Yabancıların Ahkam-ı Şahsiye davalarında Türk mahkemelerinin yetki kazanabileceği diğer durumlar arasında, Türk mahkemesinin vereceği kararın yabancı devlette tanınacağı kesinleşirse veya yabancının kendi ülkesinde davasını açamaması ya da açsa bile Türk hukukunca geçerli kabul edilmeyecek olması gibi haller yer almaktadır.
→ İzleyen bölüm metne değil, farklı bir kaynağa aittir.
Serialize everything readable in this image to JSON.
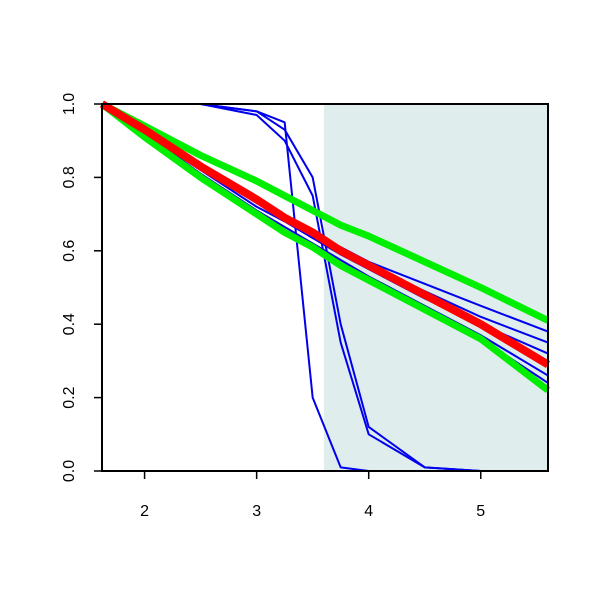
{
  "chart_data": {
    "type": "line",
    "x": [
      1.62,
      2,
      2.5,
      3,
      3.25,
      3.5,
      3.75,
      4,
      4.5,
      5,
      5.6
    ],
    "series": [
      {
        "color": "#0000ee",
        "width": 2,
        "values": [
          1.0,
          0.93,
          0.83,
          0.74,
          0.695,
          0.65,
          0.61,
          0.57,
          0.51,
          0.45,
          0.38
        ]
      },
      {
        "color": "#0000ee",
        "width": 2,
        "values": [
          1.0,
          0.93,
          0.83,
          0.73,
          0.69,
          0.645,
          0.6,
          0.56,
          0.49,
          0.42,
          0.35
        ]
      },
      {
        "color": "#0000ee",
        "width": 2,
        "values": [
          1.0,
          0.92,
          0.82,
          0.72,
          0.68,
          0.635,
          0.59,
          0.55,
          0.47,
          0.4,
          0.32
        ]
      },
      {
        "color": "#0000ee",
        "width": 2,
        "values": [
          1.0,
          0.92,
          0.81,
          0.71,
          0.665,
          0.62,
          0.575,
          0.53,
          0.45,
          0.37,
          0.26
        ]
      },
      {
        "color": "#0000ee",
        "width": 2,
        "values": [
          1.0,
          0.91,
          0.8,
          0.7,
          0.655,
          0.61,
          0.565,
          0.52,
          0.44,
          0.36,
          0.24
        ]
      },
      {
        "color": "#0000ee",
        "width": 2,
        "values": [
          1.0,
          1.0,
          1.0,
          0.98,
          0.95,
          0.2,
          0.01,
          0.0,
          0.0,
          0.0,
          0.0
        ]
      },
      {
        "color": "#0000ee",
        "width": 2,
        "values": [
          1.0,
          1.0,
          1.0,
          0.98,
          0.93,
          0.8,
          0.4,
          0.12,
          0.01,
          0.0,
          0.0
        ]
      },
      {
        "color": "#0000ee",
        "width": 2,
        "values": [
          1.0,
          1.0,
          1.0,
          0.97,
          0.9,
          0.75,
          0.35,
          0.1,
          0.01,
          0.0,
          0.0
        ]
      },
      {
        "color": "#00ee00",
        "width": 7,
        "values": [
          1.0,
          0.94,
          0.86,
          0.79,
          0.75,
          0.71,
          0.67,
          0.64,
          0.57,
          0.5,
          0.41
        ]
      },
      {
        "color": "#00ee00",
        "width": 7,
        "values": [
          1.0,
          0.91,
          0.8,
          0.7,
          0.65,
          0.61,
          0.56,
          0.52,
          0.44,
          0.36,
          0.22
        ]
      },
      {
        "color": "#ff0000",
        "width": 8,
        "values": [
          1.0,
          0.93,
          0.83,
          0.74,
          0.69,
          0.65,
          0.6,
          0.56,
          0.48,
          0.4,
          0.29
        ]
      }
    ],
    "shaded_region": [
      3.6,
      5.6
    ],
    "shaded_color": "#e0eded",
    "xlim": [
      1.62,
      5.6
    ],
    "ylim": [
      0,
      1
    ],
    "xticks": [
      2,
      3,
      4,
      5
    ],
    "yticks": [
      {
        "value": 0,
        "label": "0.0"
      },
      0.2,
      0.4,
      0.6,
      0.8,
      {
        "value": 1,
        "label": "1.0"
      }
    ]
  }
}
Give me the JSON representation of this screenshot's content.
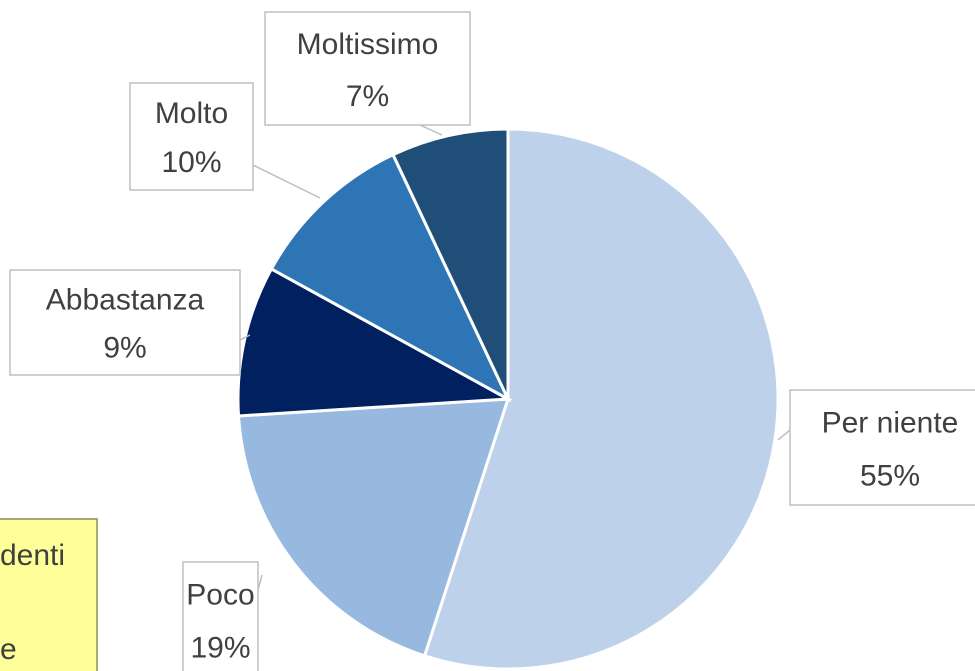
{
  "chart_data": {
    "type": "pie",
    "categories": [
      "Per niente",
      "Poco",
      "Abbastanza",
      "Molto",
      "Moltissimo"
    ],
    "values": [
      55,
      19,
      9,
      10,
      7
    ],
    "value_labels": [
      "55%",
      "19%",
      "9%",
      "10%",
      "7%"
    ],
    "colors": [
      "#bdd1ea",
      "#97b8df",
      "#002060",
      "#2e75b6",
      "#1f4e79"
    ],
    "annotations": [
      "denti",
      "e"
    ]
  }
}
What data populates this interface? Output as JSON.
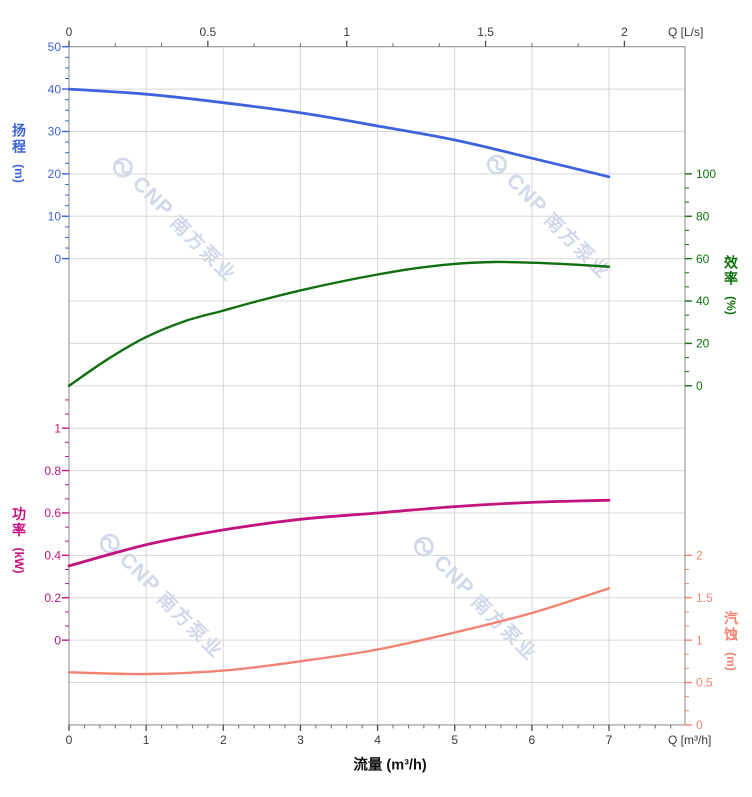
{
  "chart_data": {
    "type": "line",
    "x_bottom": {
      "title": "流量 (m³/h)",
      "unit_label": "Q [m³/h]",
      "tick_labels": [
        "0",
        "1",
        "2",
        "3",
        "4",
        "5",
        "6",
        "7"
      ],
      "tick_values": [
        0,
        1,
        2,
        3,
        4,
        5,
        6,
        7
      ],
      "minor_step": 0.2,
      "range": [
        0,
        7.99
      ]
    },
    "x_top": {
      "unit_label": "Q [L/s]",
      "tick_labels": [
        "0",
        "0.5",
        "1",
        "1.5",
        "2"
      ],
      "tick_values_lps": [
        0,
        0.5,
        1,
        1.5,
        2
      ],
      "lps_to_m3h": 3.6,
      "minor_divisions": 3
    },
    "axes": {
      "head": {
        "title": "扬程",
        "unit": "(m)",
        "color": "#3E63D8",
        "side": "left",
        "tick_labels": [
          "50",
          "40",
          "30",
          "20",
          "10",
          "0"
        ],
        "tick_values": [
          50,
          40,
          30,
          20,
          10,
          0
        ],
        "row_start": 0,
        "minor_div": 4
      },
      "eff": {
        "title": "效率",
        "unit": "(%)",
        "color": "#117211",
        "side": "right",
        "tick_labels": [
          "100",
          "80",
          "60",
          "40",
          "20",
          "0"
        ],
        "tick_values": [
          100,
          80,
          60,
          40,
          20,
          0
        ],
        "row_start": 3,
        "minor_div": 3
      },
      "power": {
        "title": "功率",
        "unit": "(kW)",
        "color": "#C2137E",
        "side": "left",
        "tick_labels": [
          "1",
          "0.8",
          "0.6",
          "0.4",
          "0.2",
          "0"
        ],
        "tick_values": [
          1,
          0.8,
          0.6,
          0.4,
          0.2,
          0
        ],
        "row_start": 9,
        "minor_div": 3
      },
      "npsh": {
        "title": "汽蚀",
        "unit": "(m)",
        "color": "#F28474",
        "side": "right",
        "tick_labels": [
          "2",
          "1.5",
          "1",
          "0.5",
          "0"
        ],
        "tick_values": [
          2,
          1.5,
          1,
          0.5,
          0
        ],
        "row_start": 12,
        "minor_div": 3
      }
    },
    "series": [
      {
        "name": "head_curve",
        "axis": "head",
        "color": "#3F63DC",
        "width": 2.8,
        "x": [
          0,
          1,
          2,
          3,
          4,
          5,
          6,
          7
        ],
        "y": [
          40,
          38.8,
          36.8,
          34.4,
          31.3,
          28,
          23.7,
          19.3
        ]
      },
      {
        "name": "efficiency_curve",
        "axis": "eff",
        "color": "#106F10",
        "width": 2.4,
        "x": [
          0,
          0.5,
          1,
          1.5,
          2,
          2.5,
          3,
          3.5,
          4,
          4.5,
          5,
          5.5,
          6,
          6.5,
          7
        ],
        "y": [
          0,
          12.5,
          23,
          30.5,
          35.5,
          40.5,
          45,
          49,
          52.5,
          55.5,
          57.5,
          58.4,
          58.1,
          57.3,
          56.2
        ]
      },
      {
        "name": "power_curve",
        "axis": "power",
        "color": "#C2137E",
        "width": 2.8,
        "x": [
          0,
          1,
          2,
          3,
          4,
          5,
          6,
          7
        ],
        "y": [
          0.35,
          0.45,
          0.52,
          0.57,
          0.6,
          0.63,
          0.65,
          0.66
        ]
      },
      {
        "name": "npsh_curve",
        "axis": "npsh",
        "color": "#F18372",
        "width": 2.4,
        "x": [
          0,
          1,
          2,
          3,
          4,
          5,
          6,
          7
        ],
        "y": [
          0.62,
          0.6,
          0.64,
          0.75,
          0.89,
          1.09,
          1.32,
          1.61
        ]
      }
    ],
    "grid": {
      "on": true,
      "color": "#D8D8D8",
      "border_color": "#9C9C9C"
    },
    "watermark": {
      "brand": "CNP",
      "cn": "南方泵业",
      "color": "#D2D8EA"
    }
  }
}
Ayrıca, "kamu düzeni" (amme intizamı) ilkesi, yabancıların Ahkam-ı Şahsiye davalarında Türk mahkemelerinin yetkisini etkileyen önemli bir istisnadır. Bazı durumlarda, yabancı hukukun uygulanması kamu düzenine açıkça aykırılık teşkil ettiğinde, Türk mahkemeleri bu davalara bakmak ve kendi hukuk kurallarını uygulamak zorunda kalabilmektedir. Bu, özellikle temel hak ve özgürlükleri, ahlak kurallarını veya Türkiye'nin temel değerlerini ihlal eden durumları kapsar. Dolayısıyla, Türk mahkemeleri yabancıların şahıs hallerine müteallik davalarına, ilgili tarafın millî kanunları dairesinde bakabilmekle birlikte, belirli şartlar altında ve kamu düzeni istisnası dâhilinde yetki kullanma imkânına sahiptirler. Türk hukukunda Ahkam-ı Şahsiye, kişilerin statülerine ilişkin hukuki düzenlemelerin evrimini yansıtmaktadır. Osmanlı dönemindeki kapitülasyonlardan ve 1915 tarihli Muvakkat Kanun’dan başlayan süreç, Cumhuriyetin ilk yıllarındaki Ahkam-ı Şahsiye Komisyonu’nun çabalarıyla devam etmiştir.